No longer a technique just for apartment dwellers or novice gardeners, the use of ornamental containers on decks, patios, terraces, and in the garden itself can save time, space, and money, while offering experienced home gardeners unique creative challenges, site flexibility, and experimental fun.
Author and award-winning horticulturist Ray Rogers takes you on an engaging exploration into basic design principles as well as how to create focal points, use water, exploit the potential of empty containers, and more. Stunning photographs by Richard Hartlage provide guidance and inspiration, as well as visually explaining each principle. Gardeners at every level of experience will find inspiration and instruction in this comprehensive book.
Ray Rogers has won 397 blue ribbons and 88 top awards (including 5 Best in Show) for container-grown plants at the Philadelphia International Flower Show. After a career in public horticulture with the Morris Arboretum and the American Horticultural Society, he turned to garden writing, speaking, and editing. He is the author of Coleus and Pots in the Garden and the editor of several major gardening titles published by Dorling Kindersley. He holds a master’s degree in horticulture and is an avid hybridizer of Hippeastrum, better known as amaryllis. Visit him at www.showplants.net.

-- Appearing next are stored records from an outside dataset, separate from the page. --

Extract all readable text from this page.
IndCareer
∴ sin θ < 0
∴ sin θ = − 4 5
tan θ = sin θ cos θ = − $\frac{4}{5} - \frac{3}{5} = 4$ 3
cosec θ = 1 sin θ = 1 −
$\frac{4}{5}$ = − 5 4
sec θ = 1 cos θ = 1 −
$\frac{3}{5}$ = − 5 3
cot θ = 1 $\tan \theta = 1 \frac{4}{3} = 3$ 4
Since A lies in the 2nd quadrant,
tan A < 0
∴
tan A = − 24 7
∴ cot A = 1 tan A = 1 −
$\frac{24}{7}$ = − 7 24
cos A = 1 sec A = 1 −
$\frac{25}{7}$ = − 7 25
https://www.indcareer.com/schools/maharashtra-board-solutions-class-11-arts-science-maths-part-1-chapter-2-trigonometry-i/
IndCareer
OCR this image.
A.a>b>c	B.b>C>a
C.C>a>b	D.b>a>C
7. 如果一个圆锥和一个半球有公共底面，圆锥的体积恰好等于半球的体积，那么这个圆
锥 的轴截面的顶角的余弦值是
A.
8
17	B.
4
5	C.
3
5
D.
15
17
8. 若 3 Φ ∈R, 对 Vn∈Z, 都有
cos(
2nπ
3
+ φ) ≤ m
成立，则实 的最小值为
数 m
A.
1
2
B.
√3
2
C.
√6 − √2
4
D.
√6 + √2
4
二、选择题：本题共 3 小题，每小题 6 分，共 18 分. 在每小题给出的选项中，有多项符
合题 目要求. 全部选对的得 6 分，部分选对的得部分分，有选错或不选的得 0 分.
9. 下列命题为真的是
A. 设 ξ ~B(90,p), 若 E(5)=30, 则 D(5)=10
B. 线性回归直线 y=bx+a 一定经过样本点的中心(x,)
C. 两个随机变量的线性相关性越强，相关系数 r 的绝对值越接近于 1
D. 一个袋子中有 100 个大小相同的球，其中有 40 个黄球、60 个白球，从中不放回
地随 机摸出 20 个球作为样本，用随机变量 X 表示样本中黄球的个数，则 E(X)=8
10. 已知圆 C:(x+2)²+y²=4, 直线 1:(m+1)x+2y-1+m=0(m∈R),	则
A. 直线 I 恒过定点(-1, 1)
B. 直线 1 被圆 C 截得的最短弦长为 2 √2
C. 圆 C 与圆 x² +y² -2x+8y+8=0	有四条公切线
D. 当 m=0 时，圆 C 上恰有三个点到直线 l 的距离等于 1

Photographer Richard Hartlage is an associate principal at AHBL, Inc., managing the landscape architecture division and working with private and public clients around the country. His garden designs have been featured in the New York Times, Horticulture, Traditional Home, Pacific Horticulture, Garden Design, the Seattle Times, and other publications in the U.S., Japan, and Europe. Richard lectures regularly on gardening and garden design, while his photographs and articles appear in a variety of horticultural magazines and books. He is a contributing editor to Garden Design and author of the book Bold Visions for the Garden, as well as photographer for Plant Life: Growing a Garden in the Pacific Northwest by Valerie Easton. Richard lives in Seattle, Washington.